Median negotiated contract rate across all mapped commercial carriers.
Standard federal government reimbursement rate for this code.
Visual Cost Comparison vs. Medicare
Understanding this gauge: We use the federal Medicare rate of $450.73 as the cost baseline. Rates below the baseline represent excellent value. In-network commercial rates commonly hover around 150% - 250% of Medicare, while rates exceeding 300% are elevated. Hover over the green and blue markers to view detailed calculations.
Elevated Commercial Rate Alert (Value-Gap)
The negotiated rate at this facility is 222% of the Medicare baseline (a markup of 122%). Patients with high-deductible plans or out-of-network benefits may face excessive out-of-pocket costs.
Out-of-Pocket Cost Estimator
Estimate whether it is more economical to use your insurance or pay the upfront self-pay cash rate.
Commercial Insurance Negotiated Rates
Negotiated contract ranges established by major commercial carriers at this facility.
| Carrier / Plan Group | Contract Rate Range | vs. Medicare Reference |
|---|---|---|
| UnitedHealthcare | $385 | 85% |
| Aetna | $385 | 85% |
| Cigna | $411 | 91% |
| Blue Cross Blue Shield | $1,002 | 222% |
Consumer Guidance & Cost Commentary
For the CPT code 36430 (Blood transfusion) at Kansas City Orthopaedic Institute in Leawood, KS, the negotiated rates vary significantly by insurer, ranging from $385 with UnitedHealthcare and Aetna to $1,002 with Blue Cross Blue Shield. These commercial rates are notably higher than the Medicare benchmark of $450.73, reflecting the administrative costs and contract structures that commercial payers utilize. While the facility is a physician-owned acute care hospital, the data indicates no specific cash or median paid amounts were reported for this service, meaning patients without insurance coverage should verify current self-pay or prompt-pay discounts directly with the billing department before scheduling.

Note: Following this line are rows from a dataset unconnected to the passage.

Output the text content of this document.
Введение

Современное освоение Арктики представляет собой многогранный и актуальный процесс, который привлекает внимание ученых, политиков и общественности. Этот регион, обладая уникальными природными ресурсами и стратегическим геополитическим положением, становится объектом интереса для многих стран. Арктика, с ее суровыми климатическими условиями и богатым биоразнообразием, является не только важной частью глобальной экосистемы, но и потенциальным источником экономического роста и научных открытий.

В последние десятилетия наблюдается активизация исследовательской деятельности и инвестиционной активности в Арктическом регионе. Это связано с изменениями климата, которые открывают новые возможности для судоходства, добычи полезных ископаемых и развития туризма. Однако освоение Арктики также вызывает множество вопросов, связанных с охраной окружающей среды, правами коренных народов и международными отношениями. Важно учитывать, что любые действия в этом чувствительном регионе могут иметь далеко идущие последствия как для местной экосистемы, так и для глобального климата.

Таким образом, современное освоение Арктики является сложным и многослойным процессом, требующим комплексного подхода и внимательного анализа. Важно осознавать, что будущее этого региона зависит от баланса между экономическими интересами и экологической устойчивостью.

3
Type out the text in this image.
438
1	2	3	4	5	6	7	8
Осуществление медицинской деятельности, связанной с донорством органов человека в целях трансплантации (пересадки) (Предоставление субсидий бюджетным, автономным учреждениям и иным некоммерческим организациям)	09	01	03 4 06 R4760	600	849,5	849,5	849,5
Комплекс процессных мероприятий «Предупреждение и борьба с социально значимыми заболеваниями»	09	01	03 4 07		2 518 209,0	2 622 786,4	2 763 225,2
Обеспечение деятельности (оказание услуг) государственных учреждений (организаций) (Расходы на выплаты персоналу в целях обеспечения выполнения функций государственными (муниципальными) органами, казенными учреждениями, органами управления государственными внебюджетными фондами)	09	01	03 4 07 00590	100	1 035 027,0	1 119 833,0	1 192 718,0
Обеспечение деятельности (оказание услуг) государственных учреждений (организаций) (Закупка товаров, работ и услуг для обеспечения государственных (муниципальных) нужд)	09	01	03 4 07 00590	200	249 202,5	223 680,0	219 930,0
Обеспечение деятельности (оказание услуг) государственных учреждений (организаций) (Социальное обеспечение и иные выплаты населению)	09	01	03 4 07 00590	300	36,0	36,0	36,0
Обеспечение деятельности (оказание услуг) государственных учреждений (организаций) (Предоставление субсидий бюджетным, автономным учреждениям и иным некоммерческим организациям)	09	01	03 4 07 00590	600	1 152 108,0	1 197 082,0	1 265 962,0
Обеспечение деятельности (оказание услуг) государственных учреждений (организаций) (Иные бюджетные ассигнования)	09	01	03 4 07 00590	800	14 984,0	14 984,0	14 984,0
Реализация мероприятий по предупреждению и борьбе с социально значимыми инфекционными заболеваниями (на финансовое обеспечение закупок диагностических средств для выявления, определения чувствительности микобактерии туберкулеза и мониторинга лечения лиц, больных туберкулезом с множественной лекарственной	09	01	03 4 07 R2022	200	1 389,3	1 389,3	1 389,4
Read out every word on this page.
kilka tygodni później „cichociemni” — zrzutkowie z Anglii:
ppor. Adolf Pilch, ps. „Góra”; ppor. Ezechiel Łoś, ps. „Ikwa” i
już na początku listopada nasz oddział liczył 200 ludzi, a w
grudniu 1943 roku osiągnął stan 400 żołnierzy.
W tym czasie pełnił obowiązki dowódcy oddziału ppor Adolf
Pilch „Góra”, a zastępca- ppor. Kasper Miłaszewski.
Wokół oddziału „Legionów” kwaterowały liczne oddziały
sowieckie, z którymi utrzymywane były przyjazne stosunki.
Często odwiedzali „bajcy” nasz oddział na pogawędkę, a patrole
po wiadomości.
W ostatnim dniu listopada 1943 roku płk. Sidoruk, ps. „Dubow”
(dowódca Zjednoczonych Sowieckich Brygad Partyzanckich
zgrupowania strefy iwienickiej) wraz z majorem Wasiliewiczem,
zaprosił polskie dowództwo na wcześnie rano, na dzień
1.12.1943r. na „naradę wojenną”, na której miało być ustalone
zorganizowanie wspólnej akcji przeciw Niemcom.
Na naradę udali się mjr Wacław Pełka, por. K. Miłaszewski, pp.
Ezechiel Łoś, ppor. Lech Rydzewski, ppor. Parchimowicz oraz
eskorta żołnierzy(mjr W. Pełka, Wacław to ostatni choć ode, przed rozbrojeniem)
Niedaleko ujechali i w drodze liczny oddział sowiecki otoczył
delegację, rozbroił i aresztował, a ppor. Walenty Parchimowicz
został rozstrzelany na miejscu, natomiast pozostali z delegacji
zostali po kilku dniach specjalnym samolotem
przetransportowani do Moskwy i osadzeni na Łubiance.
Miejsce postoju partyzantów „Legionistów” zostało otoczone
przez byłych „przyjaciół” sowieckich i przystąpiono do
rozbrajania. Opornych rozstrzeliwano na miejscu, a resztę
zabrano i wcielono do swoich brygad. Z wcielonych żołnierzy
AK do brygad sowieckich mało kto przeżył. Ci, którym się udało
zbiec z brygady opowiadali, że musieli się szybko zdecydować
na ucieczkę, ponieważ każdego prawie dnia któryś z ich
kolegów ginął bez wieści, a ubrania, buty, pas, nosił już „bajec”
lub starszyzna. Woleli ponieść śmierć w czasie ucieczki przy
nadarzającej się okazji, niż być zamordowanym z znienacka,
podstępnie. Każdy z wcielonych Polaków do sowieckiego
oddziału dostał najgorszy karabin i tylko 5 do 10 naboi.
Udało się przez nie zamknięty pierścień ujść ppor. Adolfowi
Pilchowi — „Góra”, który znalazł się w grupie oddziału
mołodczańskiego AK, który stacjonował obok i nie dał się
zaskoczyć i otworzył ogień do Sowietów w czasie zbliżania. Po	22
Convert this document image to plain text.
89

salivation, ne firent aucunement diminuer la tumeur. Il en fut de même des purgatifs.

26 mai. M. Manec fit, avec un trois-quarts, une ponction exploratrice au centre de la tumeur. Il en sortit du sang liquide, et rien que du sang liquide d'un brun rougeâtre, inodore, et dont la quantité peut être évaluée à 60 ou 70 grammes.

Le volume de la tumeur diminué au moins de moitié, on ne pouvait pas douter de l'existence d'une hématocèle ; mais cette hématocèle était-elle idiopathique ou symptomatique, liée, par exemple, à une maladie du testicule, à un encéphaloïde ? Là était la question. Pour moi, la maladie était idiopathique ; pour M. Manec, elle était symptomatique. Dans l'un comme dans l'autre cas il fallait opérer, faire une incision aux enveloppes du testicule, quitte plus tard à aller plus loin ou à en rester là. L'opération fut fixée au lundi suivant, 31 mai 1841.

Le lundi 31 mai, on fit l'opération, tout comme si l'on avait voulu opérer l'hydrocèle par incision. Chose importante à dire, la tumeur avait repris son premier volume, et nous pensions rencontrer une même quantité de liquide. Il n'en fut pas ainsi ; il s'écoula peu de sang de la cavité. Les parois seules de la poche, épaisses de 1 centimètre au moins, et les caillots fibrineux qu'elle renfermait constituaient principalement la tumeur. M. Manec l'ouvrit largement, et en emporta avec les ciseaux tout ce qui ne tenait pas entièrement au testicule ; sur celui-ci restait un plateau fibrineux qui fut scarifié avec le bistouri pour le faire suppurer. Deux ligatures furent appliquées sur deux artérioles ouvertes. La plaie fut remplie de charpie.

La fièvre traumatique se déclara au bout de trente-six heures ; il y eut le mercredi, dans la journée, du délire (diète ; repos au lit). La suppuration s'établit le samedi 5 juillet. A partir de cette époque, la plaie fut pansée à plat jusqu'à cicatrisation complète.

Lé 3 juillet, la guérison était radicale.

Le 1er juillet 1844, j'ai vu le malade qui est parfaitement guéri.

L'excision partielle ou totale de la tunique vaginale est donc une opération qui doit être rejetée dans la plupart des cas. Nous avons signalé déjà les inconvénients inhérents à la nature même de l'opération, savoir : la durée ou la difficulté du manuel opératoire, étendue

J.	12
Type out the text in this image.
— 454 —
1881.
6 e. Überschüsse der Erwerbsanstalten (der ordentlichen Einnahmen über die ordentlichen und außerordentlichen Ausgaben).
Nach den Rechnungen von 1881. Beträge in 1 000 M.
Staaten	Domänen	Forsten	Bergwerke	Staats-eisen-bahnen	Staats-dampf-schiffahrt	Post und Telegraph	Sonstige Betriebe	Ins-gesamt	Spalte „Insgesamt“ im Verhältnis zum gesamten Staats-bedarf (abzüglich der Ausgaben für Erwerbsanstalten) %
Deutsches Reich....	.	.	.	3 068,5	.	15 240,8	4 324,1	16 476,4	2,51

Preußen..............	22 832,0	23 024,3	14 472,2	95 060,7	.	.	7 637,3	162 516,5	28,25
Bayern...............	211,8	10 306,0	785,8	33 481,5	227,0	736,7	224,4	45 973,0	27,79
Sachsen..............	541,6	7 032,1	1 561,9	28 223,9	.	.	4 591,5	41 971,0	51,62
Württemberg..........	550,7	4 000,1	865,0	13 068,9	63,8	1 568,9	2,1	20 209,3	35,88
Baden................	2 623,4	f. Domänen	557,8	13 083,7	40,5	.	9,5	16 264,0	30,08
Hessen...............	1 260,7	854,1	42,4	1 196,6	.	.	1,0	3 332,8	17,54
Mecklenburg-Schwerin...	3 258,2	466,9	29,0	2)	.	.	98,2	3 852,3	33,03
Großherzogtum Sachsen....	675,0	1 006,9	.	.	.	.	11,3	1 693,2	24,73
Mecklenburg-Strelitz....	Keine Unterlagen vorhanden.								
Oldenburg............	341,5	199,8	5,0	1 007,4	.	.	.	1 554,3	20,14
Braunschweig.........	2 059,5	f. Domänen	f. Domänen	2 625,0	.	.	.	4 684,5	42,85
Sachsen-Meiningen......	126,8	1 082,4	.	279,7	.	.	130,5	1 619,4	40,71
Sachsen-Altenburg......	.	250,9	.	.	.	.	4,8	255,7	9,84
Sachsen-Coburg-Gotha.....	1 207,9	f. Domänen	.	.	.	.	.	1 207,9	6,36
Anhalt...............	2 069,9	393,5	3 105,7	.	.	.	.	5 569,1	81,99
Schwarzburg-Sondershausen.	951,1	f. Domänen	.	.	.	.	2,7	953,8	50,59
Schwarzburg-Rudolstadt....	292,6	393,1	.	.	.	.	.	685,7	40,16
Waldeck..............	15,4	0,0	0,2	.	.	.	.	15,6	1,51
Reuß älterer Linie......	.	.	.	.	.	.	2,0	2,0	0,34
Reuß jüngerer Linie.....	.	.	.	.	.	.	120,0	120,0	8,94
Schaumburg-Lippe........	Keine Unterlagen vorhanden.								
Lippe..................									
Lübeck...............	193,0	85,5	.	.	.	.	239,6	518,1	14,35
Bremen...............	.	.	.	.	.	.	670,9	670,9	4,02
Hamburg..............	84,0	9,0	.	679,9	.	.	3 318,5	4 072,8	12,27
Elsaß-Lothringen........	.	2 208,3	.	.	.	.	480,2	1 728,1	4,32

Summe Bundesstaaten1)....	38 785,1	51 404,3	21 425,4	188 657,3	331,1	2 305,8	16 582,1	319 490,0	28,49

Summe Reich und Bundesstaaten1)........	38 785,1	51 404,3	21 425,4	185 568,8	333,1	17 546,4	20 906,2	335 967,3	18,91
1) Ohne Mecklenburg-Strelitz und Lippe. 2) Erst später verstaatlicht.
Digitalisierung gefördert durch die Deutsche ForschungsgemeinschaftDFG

It is important to note that commercial negotiated rates often exceed cash prices due to the administrative overhead and multi-layered billing processes inherent in insurance contracts. For patients with high-deductible plans, paying the cash price upfront could sometimes be more cost-effective than relying on insurance, provided the facility offers a prompt-pay discount that brings the total cost below the insurer's allowed amount. Additionally, under federal protections like the No Surprises Act, patients at this in-network facility are shielded from balance billing by out-of-network providers for emergency or non-emergency services, though they should still request an itemized bill to ensure all charges are accurate and bundled correctly.